2.6.De maatschapovereenkomst van [de maatschap], die behoort tot de stukken van het geding, biedt aspirant-registerloodsen de mogelijkheid om tijdens het leertraject als toekomstig niet-beherend vennoot toe te treden tot de maatschap. De aspirant-registerloods dient zich volgens artikel 6 van de overeenkomst te verplichten om, zodra hij niet-beherend vennoot is, een bedrag aan kapitaal te storten in de maatschap alsmede aandelen te verwerven in onder andere het kapitaal van de beherend vennoot. Belanghebbende stelt dat hij na de selectie in februari 2003 is benoemd tot toekomstig niet-beherend vennoot en dat de positie van toekomstig niet-beherend vennoot moet worden gezien als een aanloopfase naar beherend vennoot. Naar de rechtbank verstaat, bedoelt belanghebbende met deze stelling dat hij reeds als toekomstig niet-beherend vennoot een onderneming dreef.

2.7.Naar het oordeel van de rechtbank leidt de benoeming tot toekomstig niet-beherend vennoot niet tot het ontstaan van een onderneming. Door toetreding als toekomstig niet-beherend vennoot is belanghebbende immers nog geen medegerechtigde geworden tot het ondernemingsvermogen van de maatschap.

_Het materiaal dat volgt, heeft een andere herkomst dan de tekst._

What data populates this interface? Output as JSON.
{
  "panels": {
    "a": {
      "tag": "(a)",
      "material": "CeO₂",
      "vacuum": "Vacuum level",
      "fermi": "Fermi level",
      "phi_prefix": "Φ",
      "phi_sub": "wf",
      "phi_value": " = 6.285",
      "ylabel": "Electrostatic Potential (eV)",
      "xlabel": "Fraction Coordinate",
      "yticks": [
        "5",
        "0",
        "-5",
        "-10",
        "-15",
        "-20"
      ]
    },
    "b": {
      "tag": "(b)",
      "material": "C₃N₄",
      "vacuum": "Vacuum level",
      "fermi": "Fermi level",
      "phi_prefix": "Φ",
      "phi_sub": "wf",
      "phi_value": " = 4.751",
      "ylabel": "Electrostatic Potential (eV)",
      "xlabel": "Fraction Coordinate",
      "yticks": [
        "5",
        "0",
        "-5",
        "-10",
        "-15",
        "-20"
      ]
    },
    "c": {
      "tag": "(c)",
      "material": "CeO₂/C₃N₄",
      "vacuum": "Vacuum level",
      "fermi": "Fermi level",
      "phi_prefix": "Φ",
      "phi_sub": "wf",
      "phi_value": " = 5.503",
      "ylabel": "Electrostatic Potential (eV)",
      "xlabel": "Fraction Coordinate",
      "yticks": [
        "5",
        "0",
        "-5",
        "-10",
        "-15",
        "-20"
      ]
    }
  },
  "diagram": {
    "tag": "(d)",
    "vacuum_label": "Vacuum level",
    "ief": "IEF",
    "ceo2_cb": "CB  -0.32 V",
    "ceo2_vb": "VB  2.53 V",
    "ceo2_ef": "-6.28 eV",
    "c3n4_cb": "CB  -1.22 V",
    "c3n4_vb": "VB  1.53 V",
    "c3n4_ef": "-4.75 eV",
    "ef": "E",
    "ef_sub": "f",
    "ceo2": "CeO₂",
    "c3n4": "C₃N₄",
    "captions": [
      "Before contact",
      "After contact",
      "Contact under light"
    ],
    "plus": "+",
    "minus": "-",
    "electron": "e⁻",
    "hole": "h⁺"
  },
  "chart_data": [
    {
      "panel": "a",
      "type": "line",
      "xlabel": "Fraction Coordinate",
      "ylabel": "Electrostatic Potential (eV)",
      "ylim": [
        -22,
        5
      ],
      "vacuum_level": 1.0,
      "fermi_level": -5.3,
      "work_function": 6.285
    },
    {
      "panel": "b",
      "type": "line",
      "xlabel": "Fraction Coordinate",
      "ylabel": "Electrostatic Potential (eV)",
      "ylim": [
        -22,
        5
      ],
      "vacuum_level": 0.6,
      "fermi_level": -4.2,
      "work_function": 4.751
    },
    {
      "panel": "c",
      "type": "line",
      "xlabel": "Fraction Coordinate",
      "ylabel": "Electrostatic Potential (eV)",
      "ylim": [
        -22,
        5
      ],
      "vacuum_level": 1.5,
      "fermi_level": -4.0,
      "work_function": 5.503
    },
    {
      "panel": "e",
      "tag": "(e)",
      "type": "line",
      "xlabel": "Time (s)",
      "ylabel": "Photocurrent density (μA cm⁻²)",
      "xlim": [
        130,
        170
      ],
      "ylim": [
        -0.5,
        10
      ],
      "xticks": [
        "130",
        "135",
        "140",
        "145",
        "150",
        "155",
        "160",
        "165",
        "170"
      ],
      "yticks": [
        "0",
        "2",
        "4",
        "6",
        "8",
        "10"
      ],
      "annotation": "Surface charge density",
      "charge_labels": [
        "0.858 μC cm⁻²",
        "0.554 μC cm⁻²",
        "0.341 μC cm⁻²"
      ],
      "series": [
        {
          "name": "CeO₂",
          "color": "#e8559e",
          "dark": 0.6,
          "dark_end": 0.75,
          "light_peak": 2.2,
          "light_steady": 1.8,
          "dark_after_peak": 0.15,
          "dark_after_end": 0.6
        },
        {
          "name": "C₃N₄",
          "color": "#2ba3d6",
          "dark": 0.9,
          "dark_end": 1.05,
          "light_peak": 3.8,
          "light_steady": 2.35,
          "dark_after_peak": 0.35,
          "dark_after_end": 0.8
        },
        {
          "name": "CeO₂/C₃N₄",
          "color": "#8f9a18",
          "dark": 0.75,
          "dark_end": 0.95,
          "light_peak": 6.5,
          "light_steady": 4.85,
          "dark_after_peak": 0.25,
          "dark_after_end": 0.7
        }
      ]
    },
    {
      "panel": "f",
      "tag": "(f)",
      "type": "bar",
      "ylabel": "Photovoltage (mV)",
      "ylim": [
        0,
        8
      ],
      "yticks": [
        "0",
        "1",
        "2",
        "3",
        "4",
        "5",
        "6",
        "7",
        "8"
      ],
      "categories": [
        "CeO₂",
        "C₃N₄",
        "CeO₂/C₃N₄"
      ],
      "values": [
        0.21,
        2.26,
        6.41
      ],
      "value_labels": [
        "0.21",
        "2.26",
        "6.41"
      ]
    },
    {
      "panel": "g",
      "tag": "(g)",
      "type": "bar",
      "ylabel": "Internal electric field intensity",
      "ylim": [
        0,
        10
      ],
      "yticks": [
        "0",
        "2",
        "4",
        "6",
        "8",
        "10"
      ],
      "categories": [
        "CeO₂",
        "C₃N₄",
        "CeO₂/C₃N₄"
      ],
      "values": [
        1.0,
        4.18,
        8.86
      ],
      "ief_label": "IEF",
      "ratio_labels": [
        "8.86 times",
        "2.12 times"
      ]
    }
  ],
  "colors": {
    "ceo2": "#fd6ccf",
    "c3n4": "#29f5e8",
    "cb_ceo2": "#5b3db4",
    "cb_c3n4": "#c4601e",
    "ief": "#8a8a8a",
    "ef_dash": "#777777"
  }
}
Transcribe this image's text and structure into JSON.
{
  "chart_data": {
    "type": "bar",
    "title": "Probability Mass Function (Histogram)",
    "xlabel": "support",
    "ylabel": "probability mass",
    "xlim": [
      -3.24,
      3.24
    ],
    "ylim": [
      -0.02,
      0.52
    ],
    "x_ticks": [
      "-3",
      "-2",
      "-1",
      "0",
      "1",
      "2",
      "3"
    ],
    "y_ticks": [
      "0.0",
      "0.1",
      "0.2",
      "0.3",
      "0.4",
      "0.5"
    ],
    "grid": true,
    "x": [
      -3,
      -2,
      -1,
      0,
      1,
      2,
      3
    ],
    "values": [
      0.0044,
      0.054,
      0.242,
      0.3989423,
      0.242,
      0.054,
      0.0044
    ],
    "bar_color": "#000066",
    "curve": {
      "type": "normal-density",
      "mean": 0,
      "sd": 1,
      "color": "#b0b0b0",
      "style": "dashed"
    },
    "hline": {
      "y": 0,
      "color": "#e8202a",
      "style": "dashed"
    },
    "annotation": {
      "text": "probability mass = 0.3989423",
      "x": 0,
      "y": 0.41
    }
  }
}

2.8.Het enkele feit dat de verhuizing naar Vlissingen voor belanghebbende de mogelijkheid schiep om na toetreding als volwaardig niet-beherend vennoot in [de maatschap] zijn onderneming aldaar te gaan drijven, is niet voldoende om die verhuizing aan te merken als voorbereidingshandeling voor het tot stand komen van die onderneming. Ten tijde van de verhuizing stond immers nog niet vast dat belanghebbende als volwaardig vennoot zou toetreden. Daarvoor was vereist dat de opleiding met goed gevolg zou zijn afgerond en dat belanghebbende van aspirant-registerloods zou zijn bevorderd tot registerloods als bedoeld in artikel 1, eerste lid, onderdeel e, van de Loodsenwet. Daarvan was ten tijde van de verhuizing nog geen sprake. De rechtbank is van oordeel dat er onvoldoende direct verband is tussen de verhuizing en de toekomstige onderneming.

2.9.Al het voorgaande leidt tot de conclusie dat geen sprake is van kosten van de (toekomstige) onderneming. Voor aftrek van kosten is in dat geval geen ruimte.

2.10.Gelet op al het vorenoverwogene is het beroep ongegrond verklaard.

2.11.De rechtbank ziet geen aanleiding voor een proceskostenveroordeling.

Deze uitspraak is gedaan op 4 oktober 2011 door mr. A.F.M.Q. Beukers-van Dooren, rechter, en op dezelfde dag in het openbaar uitgesproken in tegenwoordigheid van

mr. drs. I.E. Rijsdijk-van Eerd, griffier.

De griffier, De rechter,

Afschrift aangetekend verzonden aan partijen op: 13 oktober 2011.

Rechtsmiddel

Tegen deze uitspraak kunnen partijen binnen zes weken na de verzenddatum hoger beroep instellen bij het gerechtshof te ‘s-Hertogenbosch (belastingkamer), Postbus 70583,

5201 CZ ’s-Hertogenbosch. Het gerechtshof ‘s-Hertogenbosch behandelt het hoger beroep namens het gerechtshof te ‘s-Gravenhage.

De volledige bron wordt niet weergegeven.